37|

34 8 3
                                    



Mas allá del frio aire matutino que parecía envolver el patio principal del Palacio, los caballos, ensillados y listos, pateaban el suelo con inquietud, mientras el grupo de Thauri que los montaría, imponentes con sus prendas de cuero y símbolos rituales pintados en las mejillas y frentes, esperaban la señal para partir.

Iban cargados con provisiones para al menos una semana, que era en promedio el tiempo que debía tomarles encontrar y cazar al Nigthkort que tenía en su ala la marca de los Saint Honor.

Antonia los vio desde su ventana, Will se encontraba casi al final de la columna, detrás del caballo de Alicia. Y llevaba colgada en el cuello, una cadena de plata en la que había insertado a modo de dige su anillo de bodas.

—¿No piensas bajar? —le preguntó la Reina Judith, sentada frente a la chimenea, con una humeante taza de té entre las manos.

—¿Ah? —su hija parpadeó, distraída.

—Sabes que no podrás evadirlo para siempre ¿Verdad? —dijo y le dio otro trago a su taza.

—No sé de qué habla, madre. Solo estaba observando a los soldados —mintió, alejándose de la ventana para llegar hasta el sofá.

La anciana la miró a la cara, entrecerrando los ojos azules. Nunca consideró la posibilidad de que sus hijos acabaran enamorados de sus acérrimos enemigos, mucho menos creyó que podría apoyar semejante locura, pero ahora sabia, que nada le dolía tanto en el mundo como verlos sufrir.

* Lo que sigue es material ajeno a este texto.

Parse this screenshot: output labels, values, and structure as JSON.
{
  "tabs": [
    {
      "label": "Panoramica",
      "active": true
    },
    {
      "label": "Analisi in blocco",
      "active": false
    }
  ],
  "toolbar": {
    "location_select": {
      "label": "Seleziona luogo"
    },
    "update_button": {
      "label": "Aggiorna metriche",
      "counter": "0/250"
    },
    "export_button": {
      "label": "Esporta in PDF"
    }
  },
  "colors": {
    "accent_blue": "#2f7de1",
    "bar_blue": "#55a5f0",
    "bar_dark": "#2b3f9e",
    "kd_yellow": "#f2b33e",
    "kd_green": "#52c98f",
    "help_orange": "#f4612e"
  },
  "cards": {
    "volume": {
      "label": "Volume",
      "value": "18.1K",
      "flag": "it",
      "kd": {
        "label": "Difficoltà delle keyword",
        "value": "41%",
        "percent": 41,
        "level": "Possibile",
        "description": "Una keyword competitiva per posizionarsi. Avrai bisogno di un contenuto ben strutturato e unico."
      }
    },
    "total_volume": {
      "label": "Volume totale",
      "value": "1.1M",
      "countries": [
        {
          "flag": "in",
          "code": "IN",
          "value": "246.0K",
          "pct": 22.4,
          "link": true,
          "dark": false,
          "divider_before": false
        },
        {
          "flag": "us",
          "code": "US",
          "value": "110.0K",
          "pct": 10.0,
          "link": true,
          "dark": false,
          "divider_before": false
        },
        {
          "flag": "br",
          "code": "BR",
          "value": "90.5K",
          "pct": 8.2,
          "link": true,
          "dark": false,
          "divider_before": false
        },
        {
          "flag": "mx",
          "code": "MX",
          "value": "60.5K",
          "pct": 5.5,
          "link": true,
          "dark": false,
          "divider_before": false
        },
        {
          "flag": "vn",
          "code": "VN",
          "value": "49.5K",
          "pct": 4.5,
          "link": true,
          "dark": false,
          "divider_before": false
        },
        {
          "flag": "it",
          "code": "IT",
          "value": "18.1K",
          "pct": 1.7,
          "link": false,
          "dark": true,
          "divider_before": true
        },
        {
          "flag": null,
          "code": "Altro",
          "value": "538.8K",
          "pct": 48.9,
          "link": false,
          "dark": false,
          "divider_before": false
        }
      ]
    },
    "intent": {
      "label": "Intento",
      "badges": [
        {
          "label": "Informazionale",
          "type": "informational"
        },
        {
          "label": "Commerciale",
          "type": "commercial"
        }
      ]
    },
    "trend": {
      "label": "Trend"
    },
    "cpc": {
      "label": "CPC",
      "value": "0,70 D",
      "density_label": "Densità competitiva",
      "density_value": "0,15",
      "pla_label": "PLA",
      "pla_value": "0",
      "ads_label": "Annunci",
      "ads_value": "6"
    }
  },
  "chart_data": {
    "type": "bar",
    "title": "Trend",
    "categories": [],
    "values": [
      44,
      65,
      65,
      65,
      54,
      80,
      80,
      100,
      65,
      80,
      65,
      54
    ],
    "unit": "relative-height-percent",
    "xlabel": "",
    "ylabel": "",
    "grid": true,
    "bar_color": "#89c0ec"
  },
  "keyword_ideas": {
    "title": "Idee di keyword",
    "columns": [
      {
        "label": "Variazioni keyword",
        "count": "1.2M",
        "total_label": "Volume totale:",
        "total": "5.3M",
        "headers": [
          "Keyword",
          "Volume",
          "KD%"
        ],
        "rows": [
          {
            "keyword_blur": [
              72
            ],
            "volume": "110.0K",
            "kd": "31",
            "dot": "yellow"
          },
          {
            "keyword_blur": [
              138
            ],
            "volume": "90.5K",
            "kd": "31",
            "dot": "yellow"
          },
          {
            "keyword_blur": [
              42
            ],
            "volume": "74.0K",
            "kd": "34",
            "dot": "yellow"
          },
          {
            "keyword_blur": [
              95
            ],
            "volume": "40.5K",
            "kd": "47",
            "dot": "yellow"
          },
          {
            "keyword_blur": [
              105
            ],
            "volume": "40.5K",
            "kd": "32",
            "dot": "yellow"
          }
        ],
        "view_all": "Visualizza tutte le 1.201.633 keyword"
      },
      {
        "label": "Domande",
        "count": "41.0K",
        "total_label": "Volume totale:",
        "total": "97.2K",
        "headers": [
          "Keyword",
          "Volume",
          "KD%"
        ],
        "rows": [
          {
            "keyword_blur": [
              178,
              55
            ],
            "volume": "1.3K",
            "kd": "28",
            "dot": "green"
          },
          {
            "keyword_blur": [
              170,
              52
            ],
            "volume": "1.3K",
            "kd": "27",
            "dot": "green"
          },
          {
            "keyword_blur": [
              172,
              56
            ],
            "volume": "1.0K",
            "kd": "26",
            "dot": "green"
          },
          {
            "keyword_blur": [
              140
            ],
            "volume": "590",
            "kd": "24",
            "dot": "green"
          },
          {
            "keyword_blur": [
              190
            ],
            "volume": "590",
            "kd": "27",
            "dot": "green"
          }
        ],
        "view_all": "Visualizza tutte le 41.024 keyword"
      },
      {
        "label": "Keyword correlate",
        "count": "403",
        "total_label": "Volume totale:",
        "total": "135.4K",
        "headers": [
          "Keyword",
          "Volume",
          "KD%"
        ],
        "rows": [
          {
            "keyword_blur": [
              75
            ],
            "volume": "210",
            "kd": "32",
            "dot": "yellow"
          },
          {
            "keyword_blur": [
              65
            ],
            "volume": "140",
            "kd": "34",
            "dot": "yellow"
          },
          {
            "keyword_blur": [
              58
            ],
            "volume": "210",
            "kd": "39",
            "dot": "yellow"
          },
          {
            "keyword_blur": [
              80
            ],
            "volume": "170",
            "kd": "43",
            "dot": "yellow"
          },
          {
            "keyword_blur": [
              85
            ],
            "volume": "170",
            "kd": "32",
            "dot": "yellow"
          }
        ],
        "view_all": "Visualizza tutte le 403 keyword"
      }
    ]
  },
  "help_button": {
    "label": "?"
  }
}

—Créeme, cariño. Cuando el hombre al que amas va a subirse a un caballo y va envuelto en una armadura, quieres despedirte cómo se debe.

—Yo no a... —comenzó a decir Antonia, pero las palabras se le estancaron en la garganta. Una cosa era permanecer en silencio con respecto a sus sentimientos por Will y otra muy distinta era negarlos en voz alta.

Después de todo, ese insoportable y presumido Thauri, era su esposo. El hombre que la había hecho suya en cada oportunidad que se les presentó.

—Padre —volvió a hablar, nerviosa—. ¿Crees que él este enojado conmigo?

Judith soltó una sonora carcajada. Como si la Princesa acabara de decirle algo ridículo.

—¿Es eso lo que te preocupa?

—Lo que me preocupa, mamá, es que yo le hice una promesa. Por eso me casé con Román, para vengarme de los Thauri por todo lo que le hicieron —dijo, frunciendo el ceño—. Padre los odiaba, ¿qué crees que sentiría si me viera con uno de ellos? ¡O si viera todo lo que hizo Aspen, por Dios!

La Reina apretó los labios y el recuerdo de los últimos días junto a su esposo le atravesó la mente, no como un relámpago, sino como la hoja afilada de una daga cuando alguien te la hundía en la piel, de forma lenta y calculada. Vio su rostro marcado por las ojeras de varias noches sin dormir, sus manos llenas de cayos y heridas, su temperamento fuerte que poco a poco se transformó en paranoia y al final, vio su cuerpo frio e inerte, tendido sobre su propia sangre en el suelo del estudio.

Sí, el difunto Rey detestaba a los Thauri, tanto que de ver en lo que se había convertido su familia, volvería a suicidarse.

—¿Por qué no vuelves con Roman? —preguntó Judith, espantando sus tormentosos pensamientos—. El amor, querida, tarda en construirse. A lo mejor con algo más de tiempo...

Antonia negó con la cabeza.

—No puedo, mamá. Y no es solo por Will —respondió, poniéndose en pie—. Román Harlow me humilló de la peor manera —confesó y un par de lágrimas le surcaron las mejillas de solo recordarlo—. Si el problema fuera solo el amor, me habría quedado en Barazat, pero es más que eso. Es el respeto que se le tiene hasta a los enemigos, pero que él no tuvo conmigo.